Legendary photographer James Hamilton is first opening his extensive archive of materials, containing 30 years of photos from his time as staff photographer at publications such as Village Voice and Harper's Bazaar, in You Should Have Heard Just What I Seen, a publication with musician Thurston Moore's newly founded Ecstatic Peace Library. The acclaimed art critic Peter Schjeldahl hosts this conversation with James Hamilton about some of his experiences covering the New York film, art and music scenes of the last several decades.

Throughout the heady years of New York's 1960s and 70s music scenes, James Hamilton was on hand to observe and photograph some of the most significant bands, musicians and performances of the twentieth century. The book You Should Have Heard Just What I Seen reveals across 300 pages a trove of previously unpublished black-and-white photographs of some of the most recognizable faces in music.

Copies of the book are available for purchase and signing at the event.

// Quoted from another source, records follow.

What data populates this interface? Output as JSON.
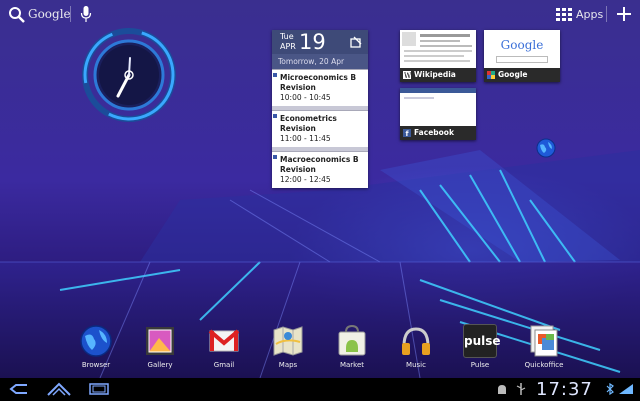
{
  "search": {
    "label": "Google"
  },
  "apps": {
    "label": "Apps"
  },
  "calendar": {
    "weekday": "Tue",
    "month": "APR",
    "day": "19",
    "subheader": "Tomorrow, 20 Apr",
    "events": [
      {
        "title": "Microeconomics B Revision",
        "time": "10:00 - 10:45"
      },
      {
        "title": "Econometrics Revision",
        "time": "11:00 - 11:45"
      },
      {
        "title": "Macroeconomics B Revision",
        "time": "12:00 - 12:45"
      }
    ]
  },
  "bookmarks": [
    {
      "label": "Wikipedia",
      "icon": "wikipedia-icon"
    },
    {
      "label": "Google",
      "icon": "google-icon",
      "thumb_text": "Google"
    },
    {
      "label": "Facebook",
      "icon": "facebook-icon"
    }
  ],
  "dock": [
    {
      "label": "Browser",
      "icon": "browser-globe-icon"
    },
    {
      "label": "Gallery",
      "icon": "gallery-icon"
    },
    {
      "label": "Gmail",
      "icon": "gmail-icon"
    },
    {
      "label": "Maps",
      "icon": "maps-icon"
    },
    {
      "label": "Market",
      "icon": "market-bag-icon"
    },
    {
      "label": "Music",
      "icon": "music-headphones-icon"
    },
    {
      "label": "Pulse",
      "icon": "pulse-icon",
      "icon_text": "pulse"
    },
    {
      "label": "Quickoffice",
      "icon": "quickoffice-icon"
    }
  ],
  "status": {
    "time": "17:37"
  },
  "colors": {
    "accent": "#33b5e5",
    "calendar_header": "#3e4a78",
    "background": "#3b2aa0"
  }
}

James Hamilton began as a painter studying at Pratt Institute in 1964. He spent the summer of ’66 working as an assistant to a fashion photographer and did not return to school, deciding instead to make photographs of his life in New York City . In 1969 he spent five months hitchhiking and taking pictures throughout America . After showing photos from a Texas music festival to editors at Crawdaddy! —the seminal rock ‘n’ roll publication—he was hired as staff photographer. This launched a forty-year career of staff positions held at The Herald, Harper’s Bazaar, The Village Voice, and The New York Observer. He has worked on assignment for many magazines including Vanity Fair, New York Magazine, The New York Times Magazine, and Rolling Stone, and on set with directors George Romero, Francis Ford Coppola, Bill Paxton, Wes Anderson, Noah Baumbach and Andrew Jarecki producing film stills. You Should Have Heard Just What I Seen is his first monograph.

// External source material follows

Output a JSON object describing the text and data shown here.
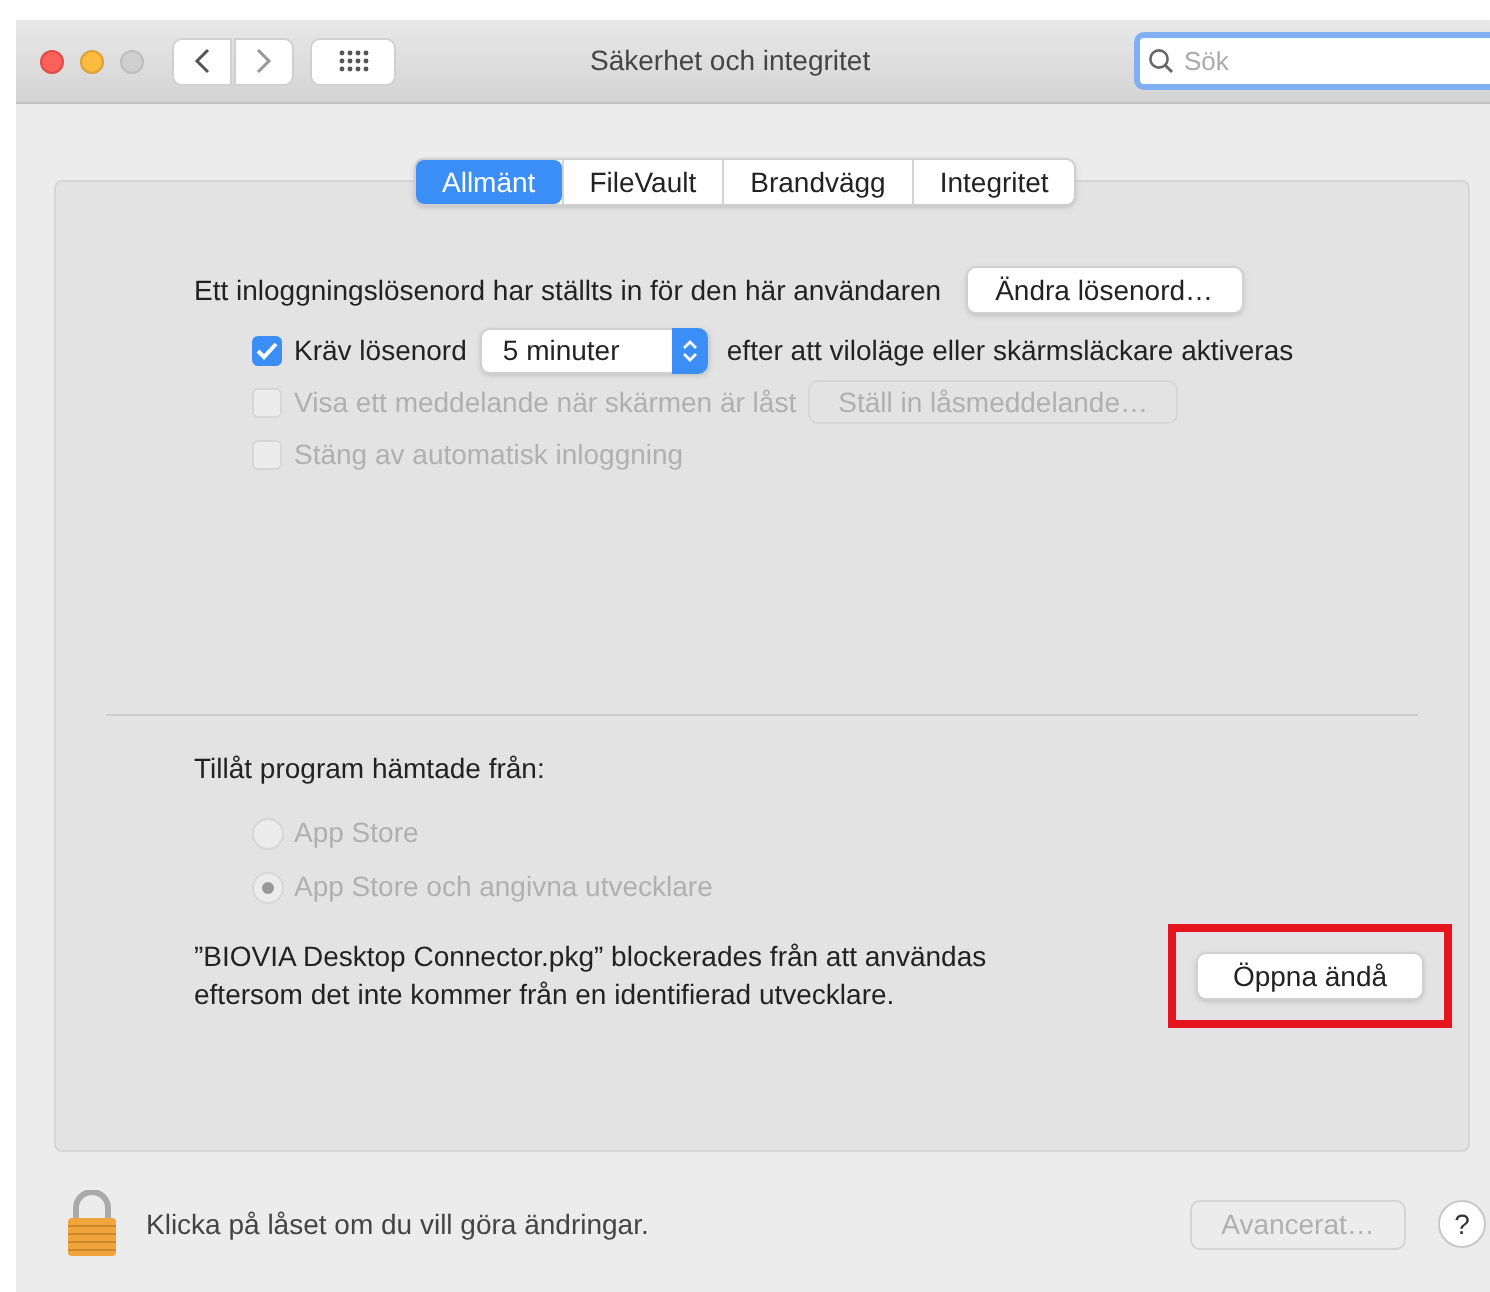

Peter Schjeldahl has been a staff writer at The New Yorker since 1998 and is the magazine’s art critic. He came to The New Yorker from The Village Voice, where he was the art critic from 1980 to 1998. Previously, he had written for the New York Times’ Arts and Leisure section. His writing has also appeared in Artforum, Art in America, the New York Times Magazine, Vogue, and Vanity Fair. He has received the Frank Jewett Mather Award from the College Art Association, for excellence in art criticism, and a Guggenheim Fellowship. The Sterling and Francine Clark Art Institute named Peter Schjeldahl the winner of the 2008 Clark Prize for Excellence in Arts Writing. He is the author of four books, including The Hydrogen Jukebox: Selected Writings published in 1991.

In its second season the program series An Art Book, initiated and organized by Arezoo Moseni, is a celebration of the essential importance and beauty of art books. The events showcase book presentations and discussions by world renowned and emerging artists, critics, curators, designers, historians and writers.